Year
2019
Publisher
Sakiya
Author
Sakiya
Annotation
The publication Sakiya: Art | Science | Agriculture serves as a document to and resource for a unique practice of engaging and (re-)activating a very particular kind of public. This is the first volume in a series of self-published materials by Sakiya, an academy and international residency programme located on a hillside in the village of Ein Qiniya, Ramallah, Palestine. Founded by architect Sahar Qawasmi and artist Nida Sinnokrot, Sakiya promotes visual art, ecological preservation, sustainable agriculture and food justice, combining an emphasis on cultural heritage with contemporary artistic and ecological practices. The bi-lingual publication, in English and Arabic, comprises an overview of Sakiya’s genesis and vision and of the political geography in which it is located (that of the Israeli settler colonization of Palestine, the centrality of cultivation practices therein, the neoliberal speculative development strangling Ramallah, and the legal proprietary status of land in areas A, B and C of Palestine); a speculative, multi-species writing exercise by 2019 fellows Marleen Boschen and Charles Prior; a re-print of Silvia Federici and George Caffentzis’s ‘Commons Against and Beyond Capitalism’; an interview with Sinnokrot on the topic of ‘rewilding pedagogy’; an excerpt from the ‘Common Ground’ course reading list; an excerpt from an agroecological study of Sakiya by Omar Imseeh Tesdell; residency profiles (Samia Halaby, Yara Bamieh and Dina Amro); several recipes; and lavish photo-documentation of the site, numerous events (including projects by students from the UK, USA and Palestine), and artistic works both displayed and produced at Ein Qiniya.

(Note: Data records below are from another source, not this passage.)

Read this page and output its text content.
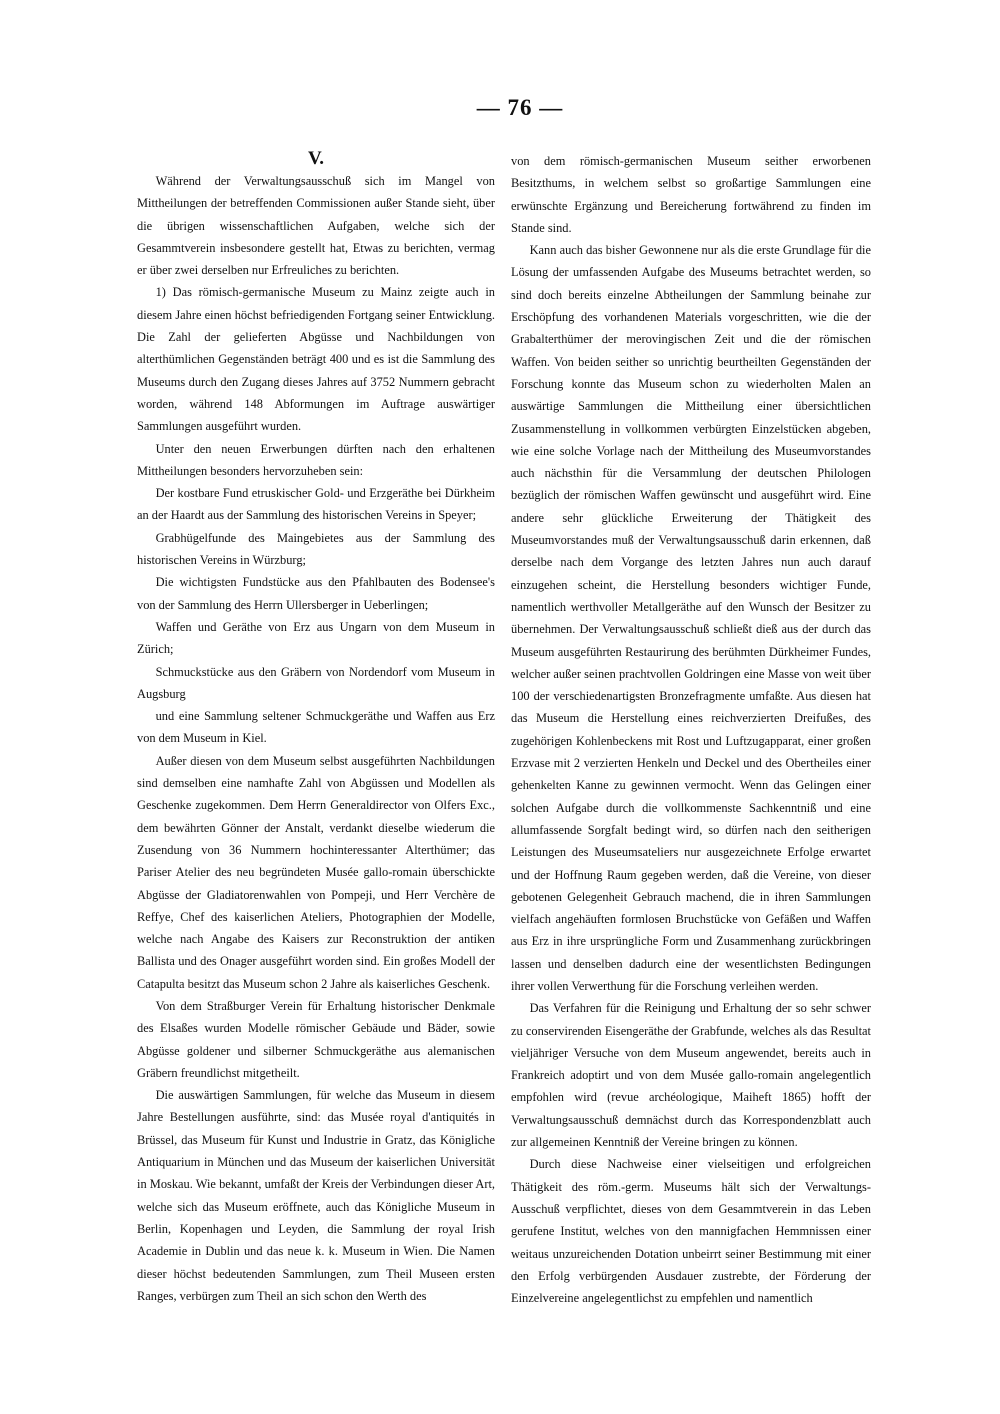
— 76 —
V.

Während der Verwaltungsausschuß sich im Mangel von Mittheilungen der betreffenden Commissionen außer Stande sieht, über die übrigen wissenschaftlichen Aufgaben, welche sich der Gesammtverein insbesondere gestellt hat, Etwas zu berichten, vermag er über zwei derselben nur Erfreuliches zu berichten.

1) Das römisch-germanische Museum zu Mainz zeigte auch in diesem Jahre einen höchst befriedigenden Fortgang seiner Entwicklung. Die Zahl der gelieferten Abgüsse und Nachbildungen von alterthümlichen Gegenständen beträgt 400 und es ist die Sammlung des Museums durch den Zugang dieses Jahres auf 3752 Nummern gebracht worden, während 148 Abformungen im Auftrage auswärtiger Sammlungen ausgeführt wurden.

Unter den neuen Erwerbungen dürften nach den erhaltenen Mittheilungen besonders hervorzuheben sein:

Der kostbare Fund etruskischer Gold- und Erzgeräthe bei Dürkheim an der Haardt aus der Sammlung des historischen Vereins in Speyer;

Grabhügelfunde des Maingebietes aus der Sammlung des historischen Vereins in Würzburg;

Die wichtigsten Fundstücke aus den Pfahlbauten des Bodensee's von der Sammlung des Herrn Ullersberger in Ueberlingen;

Waffen und Geräthe von Erz aus Ungarn von dem Museum in Zürich;

Schmuckstücke aus den Gräbern von Nordendorf vom Museum in Augsburg

und eine Sammlung seltener Schmuckgeräthe und Waffen aus Erz von dem Museum in Kiel.

Außer diesen von dem Museum selbst ausgeführten Nachbildungen sind demselben eine namhafte Zahl von Abgüssen und Modellen als Geschenke zugekommen. Dem Herrn Generaldirector von Olfers Exc., dem bewährten Gönner der Anstalt, verdankt dieselbe wiederum die Zusendung von 36 Nummern hochinteressanter Alterthümer; das Pariser Atelier des neu begründeten Musée gallo-romain überschickte Abgüsse der Gladiatorenwahlen von Pompeji, und Herr Verchère de Reffye, Chef des kaiserlichen Ateliers, Photographien der Modelle, welche nach Angabe des Kaisers zur Reconstruktion der antiken Ballista und des Onager ausgeführt worden sind. Ein großes Modell der Catapulta besitzt das Museum schon 2 Jahre als kaiserliches Geschenk.

Von dem Straßburger Verein für Erhaltung historischer Denkmale des Elsaßes wurden Modelle römischer Gebäude und Bäder, sowie Abgüsse goldener und silberner Schmuckgeräthe aus alemanischen Gräbern freundlichst mitgetheilt.

Die auswärtigen Sammlungen, für welche das Museum in diesem Jahre Bestellungen ausführte, sind: das Musée royal d'antiquités in Brüssel, das Museum für Kunst und Industrie in Gratz, das Königliche Antiquarium in München und das Museum der kaiserlichen Universität in Moskau. Wie bekannt, umfaßt der Kreis der Verbindungen dieser Art, welche sich das Museum eröffnete, auch das Königliche Museum in Berlin, Kopenhagen und Leyden, die Sammlung der royal Irish Academie in Dublin und das neue k. k. Museum in Wien. Die Namen dieser höchst bedeutenden Sammlungen, zum Theil Museen ersten Ranges, verbürgen zum Theil an sich schon den Werth des

von dem römisch-germanischen Museum seither erworbenen Besitzthums, in welchem selbst so großartige Sammlungen eine erwünschte Ergänzung und Bereicherung fortwährend zu finden im Stande sind.

Kann auch das bisher Gewonnene nur als die erste Grundlage für die Lösung der umfassenden Aufgabe des Museums betrachtet werden, so sind doch bereits einzelne Abtheilungen der Sammlung beinahe zur Erschöpfung des vorhandenen Materials vorgeschritten, wie die der Grabalterthümer der merovingischen Zeit und die der römischen Waffen. Von beiden seither so unrichtig beurtheilten Gegenständen der Forschung konnte das Museum schon zu wiederholten Malen an auswärtige Sammlungen die Mittheilung einer übersichtlichen Zusammenstellung in vollkommen verbürgten Einzelstücken abgeben, wie eine solche Vorlage nach der Mittheilung des Museumvorstandes auch nächsthin für die Versammlung der deutschen Philologen bezüglich der römischen Waffen gewünscht und ausgeführt wird. Eine andere sehr glückliche Erweiterung der Thätigkeit des Museumvorstandes muß der Verwaltungsausschuß darin erkennen, daß derselbe nach dem Vorgange des letzten Jahres nun auch darauf einzugehen scheint, die Herstellung besonders wichtiger Funde, namentlich werthvoller Metallgeräthe auf den Wunsch der Besitzer zu übernehmen. Der Verwaltungsausschuß schließt dieß aus der durch das Museum ausgeführten Restaurirung des berühmten Dürkheimer Fundes, welcher außer seinen prachtvollen Goldringen eine Masse von weit über 100 der verschiedenartigsten Bronzefragmente umfaßte. Aus diesen hat das Museum die Herstellung eines reichverzierten Dreifußes, des zugehörigen Kohlenbeckens mit Rost und Luftzugapparat, einer großen Erzvase mit 2 verzierten Henkeln und Deckel und des Obertheiles einer gehenkelten Kanne zu gewinnen vermocht. Wenn das Gelingen einer solchen Aufgabe durch die vollkommenste Sachkenntniß und eine allumfassende Sorgfalt bedingt wird, so dürfen nach den seitherigen Leistungen des Museumsateliers nur ausgezeichnete Erfolge erwartet und der Hoffnung Raum gegeben werden, daß die Vereine, von dieser gebotenen Gelegenheit Gebrauch machend, die in ihren Sammlungen vielfach angehäuften formlosen Bruchstücke von Gefäßen und Waffen aus Erz in ihre ursprüngliche Form und Zusammenhang zurückbringen lassen und denselben dadurch eine der wesentlichsten Bedingungen ihrer vollen Verwerthung für die Forschung verleihen werden.

Das Verfahren für die Reinigung und Erhaltung der so sehr schwer zu conservirenden Eisengeräthe der Grabfunde, welches als das Resultat vieljähriger Versuche von dem Museum angewendet, bereits auch in Frankreich adoptirt und von dem Musée gallo-romain angelegentlich empfohlen wird (revue archéologique, Maiheft 1865) hofft der Verwaltungsausschuß demnächst durch das Korrespondenzblatt auch zur allgemeinen Kenntniß der Vereine bringen zu können.

Durch diese Nachweise einer vielseitigen und erfolgreichen Thätigkeit des röm.-germ. Museums hält sich der Verwaltungs-Ausschuß verpflichtet, dieses von dem Gesammtverein in das Leben gerufene Institut, welches von den mannigfachen Hemmnissen einer weitaus unzureichenden Dotation unbeirrt seiner Bestimmung mit einer den Erfolg verbürgenden Ausdauer zustrebte, der Förderung der Einzelvereine angelegentlichst zu empfehlen und namentlich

Central to Sakiya is pedagogy: the academy derives its spirit from the ancient Greek conception of a garden or olive grove as a site of knowledge gathering and sharing; a site of experimentation, renovation and cultivation that prioritises actors otherwise often marginalised from the public cultural space such as farmers and crafts/small industry initiatives. Commonly accepted terms within the global art circuit such as ‘artist-in-residence’ are destabilised in order to move away from classifying participants by occupation and from settled conceptions of ‘expertise’.

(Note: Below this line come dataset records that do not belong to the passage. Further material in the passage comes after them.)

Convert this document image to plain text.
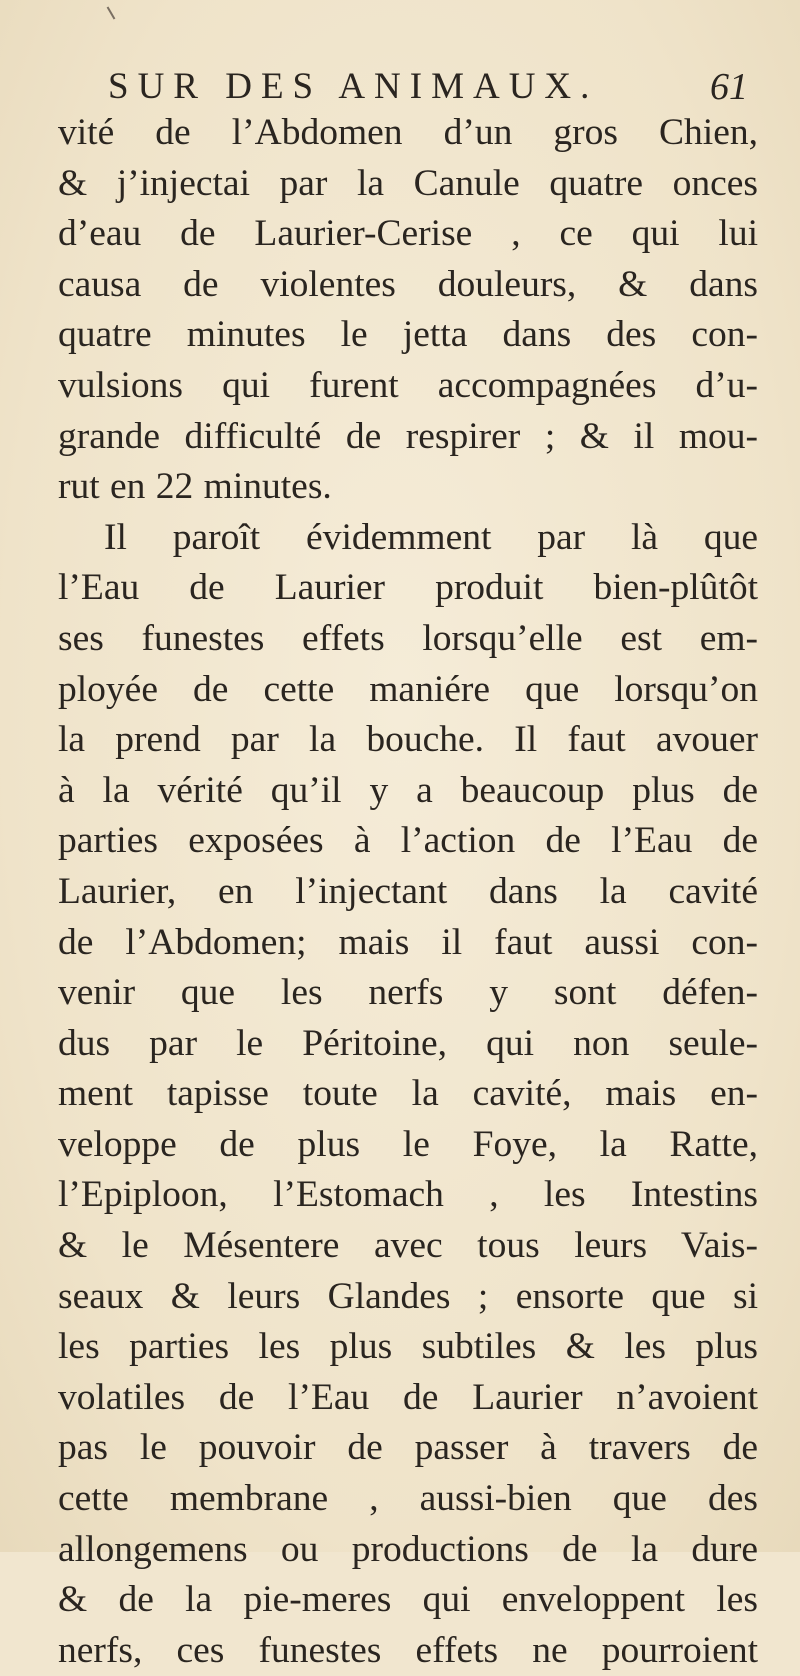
SUR DES ANIMAUX.	61
vité de l’Abdomen d’un gros Chien,
& j’injectai par la Canule quatre onces
d’eau de Laurier-Cerise , ce qui lui
causa de violentes douleurs, & dans
quatre minutes le jetta dans des con-
vulsions qui furent accompagnées d’u-
grande difficulté de respirer ; & il mou-
rut en 22 minutes.
Il paroît évidemment par là que
l’Eau de Laurier produit bien-plûtôt
ses funestes effets lorsqu’elle est em-
ployée de cette maniére que lorsqu’on
la prend par la bouche. Il faut avouer
à la vérité qu’il y a beaucoup plus de
parties exposées à l’action de l’Eau de
Laurier, en l’injectant dans la cavité
de l’Abdomen; mais il faut aussi con-
venir que les nerfs y sont défen-
dus par le Péritoine, qui non seule-
ment tapisse toute la cavité, mais en-
veloppe de plus le Foye, la Ratte,
l’Epiploon, l’Estomach , les Intestins
& le Mésentere avec tous leurs Vais-
seaux & leurs Glandes ; ensorte que si
les parties les plus subtiles & les plus
volatiles de l’Eau de Laurier n’avoient
pas le pouvoir de passer à travers de
cette membrane , aussi-bien que des
allongemens ou productions de la dure
& de la pie-meres qui enveloppent les
nerfs, ces funestes effets ne pourroient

Here, the emphasis is on ‘the commons’, which, as we are reminded in the Federici excerpt, are shaped by collective decision-making through assemblies, direct democracy and grassroots power, and are to be distinguished from ‘the public’, ‘which is owned, managed, controlled and regulated by and for the state, constituting a particular type of private domain’ (pp. 34–35). ‘Commoning’ also forms the link between access to land and natural resources, and access to knowledge(s) in the form of intellectual/collective property rights, all of which can be traced back to colonial practices of taxonomy, labour extraction and ‘epistemicide’. This also opens onto contemporary debates around ‘open access’ publishing and how this might move beyond the neoliberal profit-driven model and incorporate ecological concerns. The volume was printed in Ramallah and, fittingly, is published under a Creative Commons Attribution Non-Commercial No-Derivatives license, which allows anybody to download, display, print, distribute and/or copy the work insofar as the authors and source are cited, the work is not altered or transformed and the purpose non-commercial. The publication was supported by the A.M. Qattan Foundation, Ramallah.
Shela Sheikh
By grafting local agrarian traditions of self-sufficiency with contemporary art and ecological practices, we seek to create a new narrative around our relationship to land, knowledge- production, and the commons.